Wendy M. Grossman said...

Ken, returning to your mention of GIRLS and the likelihood that Dunham bases her characters on people she knows, she talks about that in this interview, conducted by none other than Claire Danes: http://www.interviewmagazine.com/film/lena-dunham-1#page2

wg

Don K. said...

Since Girls has been brought up- my wife and I have tried several times to watch the show and never get through ten minutes of it. Whatever appeal it has is lost on us. Granted, I'm 54 and my wife is 46, so it's like watching kids we're glad we never had, but nonetheless, we can usually spot the appeal a show might have for the intended demographic. If Lena Dunham is a talented writer I suppose we'll have take someone else's word for it, because to us it's just bad.

phil b. said...

Great advice, Ken! I like to print these out and share them with young up and coming writers I know. I use these tips myself, even though I'm more on the down and going side of my career.

Mike said...

Brian, I suspect you could find that in the work of all writers. David Kelley does that as well. Why he even copied within The Practice.
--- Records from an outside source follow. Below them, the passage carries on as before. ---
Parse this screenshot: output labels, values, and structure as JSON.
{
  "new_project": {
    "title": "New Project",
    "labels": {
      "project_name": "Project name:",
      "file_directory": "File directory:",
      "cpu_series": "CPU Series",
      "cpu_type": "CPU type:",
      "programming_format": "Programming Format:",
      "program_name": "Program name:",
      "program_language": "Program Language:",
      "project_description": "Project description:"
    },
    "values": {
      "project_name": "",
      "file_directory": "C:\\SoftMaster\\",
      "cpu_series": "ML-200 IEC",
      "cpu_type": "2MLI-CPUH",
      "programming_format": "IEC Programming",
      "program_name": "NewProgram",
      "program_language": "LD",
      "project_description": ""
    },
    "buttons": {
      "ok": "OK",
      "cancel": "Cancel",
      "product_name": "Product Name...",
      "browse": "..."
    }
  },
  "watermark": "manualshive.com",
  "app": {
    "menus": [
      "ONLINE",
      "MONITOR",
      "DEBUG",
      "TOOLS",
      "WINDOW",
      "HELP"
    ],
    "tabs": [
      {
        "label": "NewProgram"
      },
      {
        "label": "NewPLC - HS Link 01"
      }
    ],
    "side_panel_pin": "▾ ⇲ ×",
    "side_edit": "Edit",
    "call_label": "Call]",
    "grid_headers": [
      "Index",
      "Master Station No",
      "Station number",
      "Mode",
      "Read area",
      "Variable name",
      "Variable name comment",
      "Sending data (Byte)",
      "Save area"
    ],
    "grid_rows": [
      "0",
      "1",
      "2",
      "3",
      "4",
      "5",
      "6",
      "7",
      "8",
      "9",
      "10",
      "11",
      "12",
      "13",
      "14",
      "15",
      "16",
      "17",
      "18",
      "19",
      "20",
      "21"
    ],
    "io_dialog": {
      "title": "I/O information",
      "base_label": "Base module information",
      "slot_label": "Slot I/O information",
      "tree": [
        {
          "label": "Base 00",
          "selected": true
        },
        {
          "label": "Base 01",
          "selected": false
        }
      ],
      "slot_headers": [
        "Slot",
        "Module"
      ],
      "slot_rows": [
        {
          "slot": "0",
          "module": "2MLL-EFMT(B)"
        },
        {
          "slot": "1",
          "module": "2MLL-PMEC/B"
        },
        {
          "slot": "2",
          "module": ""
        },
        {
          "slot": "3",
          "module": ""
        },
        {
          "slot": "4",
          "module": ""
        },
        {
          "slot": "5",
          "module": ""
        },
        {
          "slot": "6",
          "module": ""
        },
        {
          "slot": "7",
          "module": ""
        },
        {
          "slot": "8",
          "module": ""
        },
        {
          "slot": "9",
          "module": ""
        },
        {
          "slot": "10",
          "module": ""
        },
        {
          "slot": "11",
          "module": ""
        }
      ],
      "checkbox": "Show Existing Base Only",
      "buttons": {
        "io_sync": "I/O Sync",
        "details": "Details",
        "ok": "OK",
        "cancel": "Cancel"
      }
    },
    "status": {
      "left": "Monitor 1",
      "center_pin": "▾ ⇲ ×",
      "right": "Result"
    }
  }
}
Lawyer gets his client found not guilty on charges of rape, then later on is chatting up a store clerk, who ends up being the girl who was raped, and feels oh so bad.

Then you have a murder trial, and the judge calls in the lawyers, jury asked me if they can convict on manslaughter instead of murder, which tells me they don't want to find him guilty but they don't want to let him go either. So the question is who will blink first. Cut to lawyer who is serious.

Johnny Walker said...

Nick Hornby swears by this technique (and occasionally get into trouble with his friends).